TOTEM_DOCS_ANNOUNCEMENT_Screen_International

Source: Totem Films

Alice Diop, Iris Brey, Nasima Akhter, Aude Pépin

Paris-based company Totem Films has launched a new documentary label in a move that will see the company embark on its first in-house production with the adaptation of Franco-American writer and critic Iris Brey’s hard-hitting work The Female Gaze.

The new label bannered Totem Docs will follow the same founding editorial line as its parent company, which has achieved sales success with breakout Cannes Directors Fortnight title And Then We DancedLuxor and Land Of Ashes since its creation in late 2018. 

“We want to pursue the work we started on fiction with documentaries that are a strong mirror of today’s battles for new perspectives and representation,” said Totem Films co-chiefs Bérénice Vincent, Agathe Valentin and Laure Parleani.

“We are looking for documentaries on the cutting edge that are also adapted to different kinds of release models,” they added.

The new label will get its first outing at the upcoming Marché du Film online, running June 22-26, where it will present an inaugural four-title line-up.

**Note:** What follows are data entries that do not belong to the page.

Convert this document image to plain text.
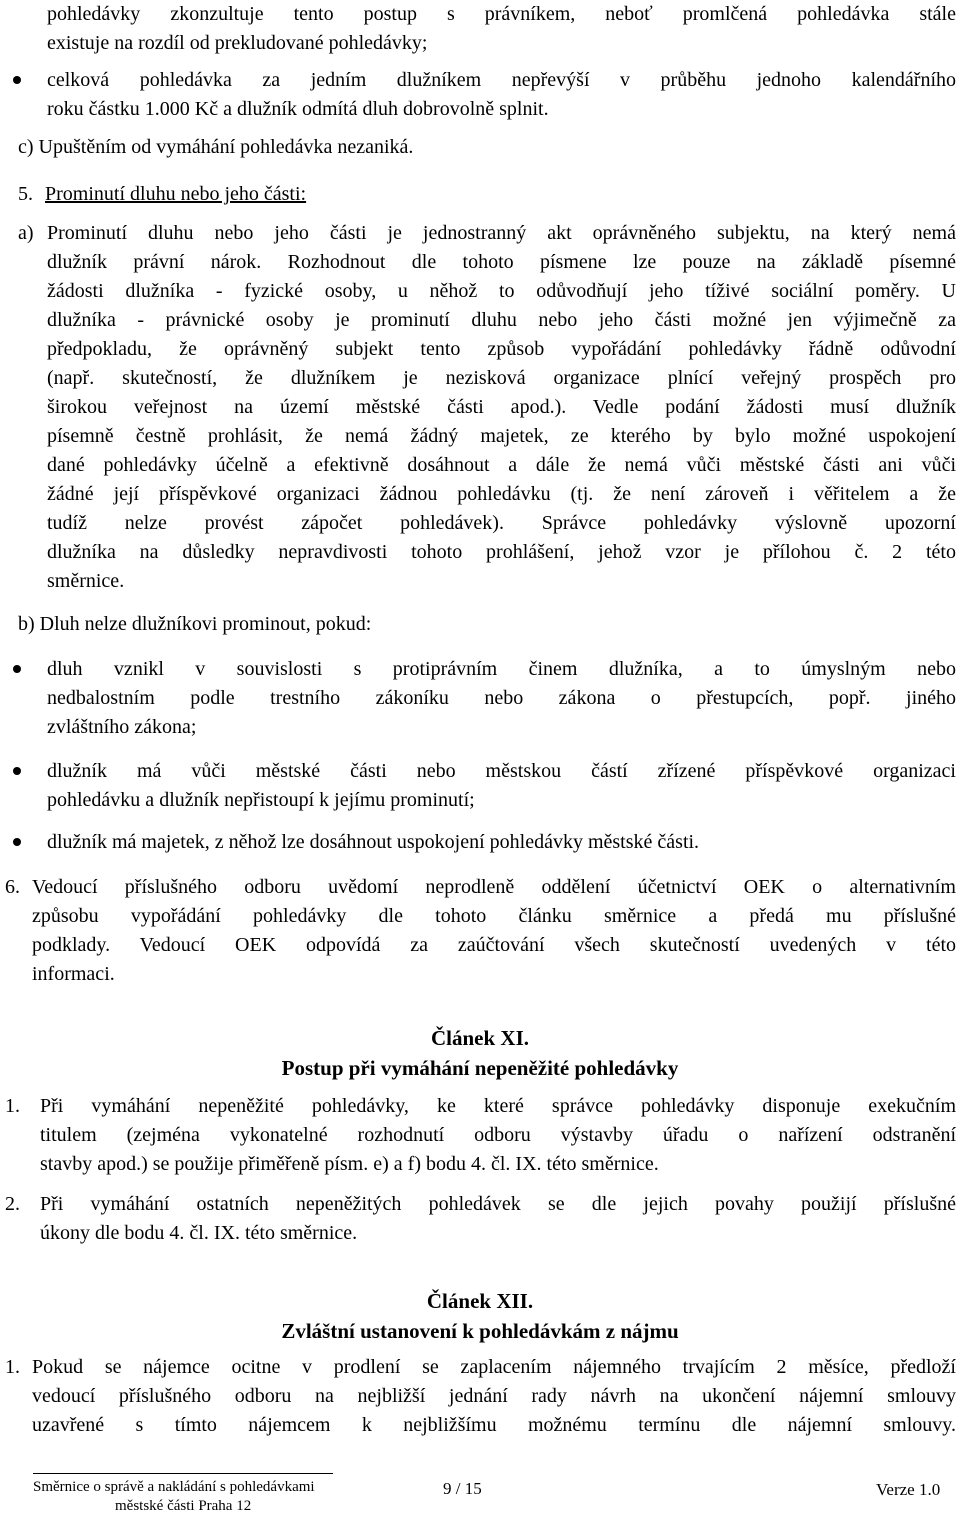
pohledávky zkonzultuje tento postup s právníkem, neboť promlčená pohledávka stále
existuje na rozdíl od prekludované pohledávky;
celková pohledávka za jedním dlužníkem nepřevýší v průběhu jednoho kalendářního
roku částku 1.000 Kč a dlužník odmítá dluh dobrovolně splnit.
c) Upuštěním od vymáhání pohledávka nezaniká.
5. Prominutí dluhu nebo jeho části:
a) Prominutí dluhu nebo jeho části je jednostranný akt oprávněného subjektu, na který nemá
dlužník právní nárok. Rozhodnout dle tohoto písmene lze pouze na základě písemné
žádosti dlužníka - fyzické osoby, u něhož to odůvodňují jeho tíživé sociální poměry. U
dlužníka - právnické osoby je prominutí dluhu nebo jeho části možné jen výjimečně za
předpokladu, že oprávněný subjekt tento způsob vypořádání pohledávky řádně odůvodní
(např. skutečností, že dlužníkem je nezisková organizace plnící veřejný prospěch pro
širokou veřejnost na území městské části apod.). Vedle podání žádosti musí dlužník
písemně čestně prohlásit, že nemá žádný majetek, ze kterého by bylo možné uspokojení
dané pohledávky účelně a efektivně dosáhnout a dále že nemá vůči městské části ani vůči
žádné její příspěvkové organizaci žádnou pohledávku (tj. že není zároveň i věřitelem a že
tudíž nelze provést zápočet pohledávek). Správce pohledávky výslovně upozorní
dlužníka na důsledky nepravdivosti tohoto prohlášení, jehož vzor je přílohou č. 2 této
směrnice.
b) Dluh nelze dlužníkovi prominout, pokud:
dluh vznikl v souvislosti s protiprávním činem dlužníka, a to úmyslným nebo
nedbalostním podle trestního zákoníku nebo zákona o přestupcích, popř. jiného
zvláštního zákona;
dlužník má vůči městské části nebo městskou částí zřízené příspěvkové organizaci
pohledávku a dlužník nepřistoupí k jejímu prominutí;
dlužník má majetek, z něhož lze dosáhnout uspokojení pohledávky městské části.
6. Vedoucí příslušného odboru uvědomí neprodleně oddělení účetnictví OEK o alternativním
způsobu vypořádání pohledávky dle tohoto článku směrnice a předá mu příslušné
podklady. Vedoucí OEK odpovídá za zaúčtování všech skutečností uvedených v této
informaci.
Článek XI.
Postup při vymáhání nepeněžité pohledávky
1. Při vymáhání nepeněžité pohledávky, ke které správce pohledávky disponuje exekučním
titulem (zejména vykonatelné rozhodnutí odboru výstavby úřadu o nařízení odstranění
stavby apod.) se použije přiměřeně písm. e) a f) bodu 4. čl. IX. této směrnice.
2. Při vymáhání ostatních nepeněžitých pohledávek se dle jejich povahy použijí příslušné
úkony dle bodu 4. čl. IX. této směrnice.
Článek XII.
Zvláštní ustanovení k pohledávkám z nájmu
1. Pokud se nájemce ocitne v prodlení se zaplacením nájemného trvajícím 2 měsíce, předloží
vedoucí příslušného odboru na nejbližší jednání rady návrh na ukončení nájemní smlouvy
uzavřené s tímto nájemcem k nejbližšímu možnému termínu dle nájemní smlouvy.
Směrnice o správě a nakládání s pohledávkami
městské části Praha 12
9 / 15	Verze 1.0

Alongside the upcoming adaptation of The Female Gaze, the line-up includes Heather Kessinger’s completed feature The Most Fearless, which follows 21-year-old Bangladeshi Nasima Akhter [pictured] on her quest to become a high-level competitive surfer against a backdrop of poverty and prejudice.

The other two projects, both in post-production, are Aude Pépin’s A La Vie (working title), which follows militant-feminist midwife Chantal Birman as she does rounds in Paris suburbs, and Alice Diop’s WE, which uses Paris’ RER B suburban train line as way to explore the cultural diversity of French society.

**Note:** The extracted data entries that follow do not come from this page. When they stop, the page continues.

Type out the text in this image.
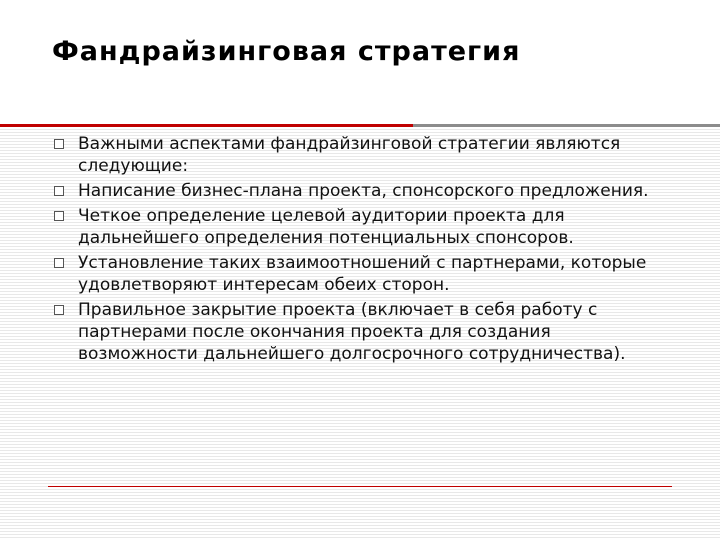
Фандрайзинговая стратегия
Важными аспектами фандрайзинговой стратегии являются следующие:
Написание бизнес-плана проекта, спонсорского предложения.
Четкое определение целевой аудитории проекта для дальнейшего определения потенциальных спонсоров.
Установление таких взаимоотношений с партнерами, которые удовлетворяют интересам обеих сторон.
Правильное закрытие проекта (включает в себя работу с партнерами после окончания проекта для создания возможности дальнейшего долгосрочного сотрудничества).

“All these films are inspirational. They confront stereotypes and depict people we think should be our new heroes of today,” said the Totem team.

First in-house production

The adaptation of The Female Gaze marks Totem’s first foray into production and is a major development for the company.

The original work sparked controversy in France for the way it explores how women have been objectified on the big screen throughout the history of cinema and how this perspective can be shifted to a female gaze.

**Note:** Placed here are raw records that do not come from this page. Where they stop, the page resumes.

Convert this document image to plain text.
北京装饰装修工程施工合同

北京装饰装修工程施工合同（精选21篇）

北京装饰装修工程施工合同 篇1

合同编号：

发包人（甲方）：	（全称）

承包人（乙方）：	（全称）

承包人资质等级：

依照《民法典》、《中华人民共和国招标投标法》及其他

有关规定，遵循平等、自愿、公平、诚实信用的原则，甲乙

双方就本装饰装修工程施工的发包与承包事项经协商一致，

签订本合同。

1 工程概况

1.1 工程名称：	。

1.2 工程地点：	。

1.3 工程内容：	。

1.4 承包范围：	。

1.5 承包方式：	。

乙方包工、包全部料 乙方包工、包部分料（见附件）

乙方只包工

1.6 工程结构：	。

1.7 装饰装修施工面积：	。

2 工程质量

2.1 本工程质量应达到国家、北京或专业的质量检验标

Brey will write and direct the adaptation, bringing together clips, archival material and testimony from contemporary filmmakers to create a new history of cinema through the female gaze.

She is a well-known and respected voice within the wider gender equality debate. Her other written works include Sex And The Series, which looked at perspectives offered by series such as Girls, Transparent and Fleabag and was adapted into a documentary series.

Brey has also been a major voice in the anti-sexual harassment movement in France, and came out strongly in favour of the Césars awards walk-out this year led by actress Adèle Haenel.

Totem co-chief Vincent met Brey when she co-founded Le Deuxième Regard in 2013, a collective group aimed at increasing gender equality in the French film business, which eventually became the powerful Collectif 50/50. “We have nurtured each other since then, questioning and trying to shake things up,” said Vincent.

The Totem team added: “Iris’ ideas don’t point to censorship or condemnation of history or the past, but instead look to the future. The fact that a significant part of the French press forcefully dismissed Iris and this debate only helped convince us further that we should support it.”

The in-house development and production of The Female Gaze will be undertaken under the banner of Totem Atelier, the company’s subsidiary creative arm aimed at exploring new stories around gender norms and identity.

Fiction titles on Totem’s Marché du Film Online slate include Cannes 2020 label title Gagarine and Compartment No. 6, the new film by Juho Kuosmanen, which is currently in post-production and follows his 2016 Un Certain Regard winner The Happiest Day In The Life Of Olli Mâki.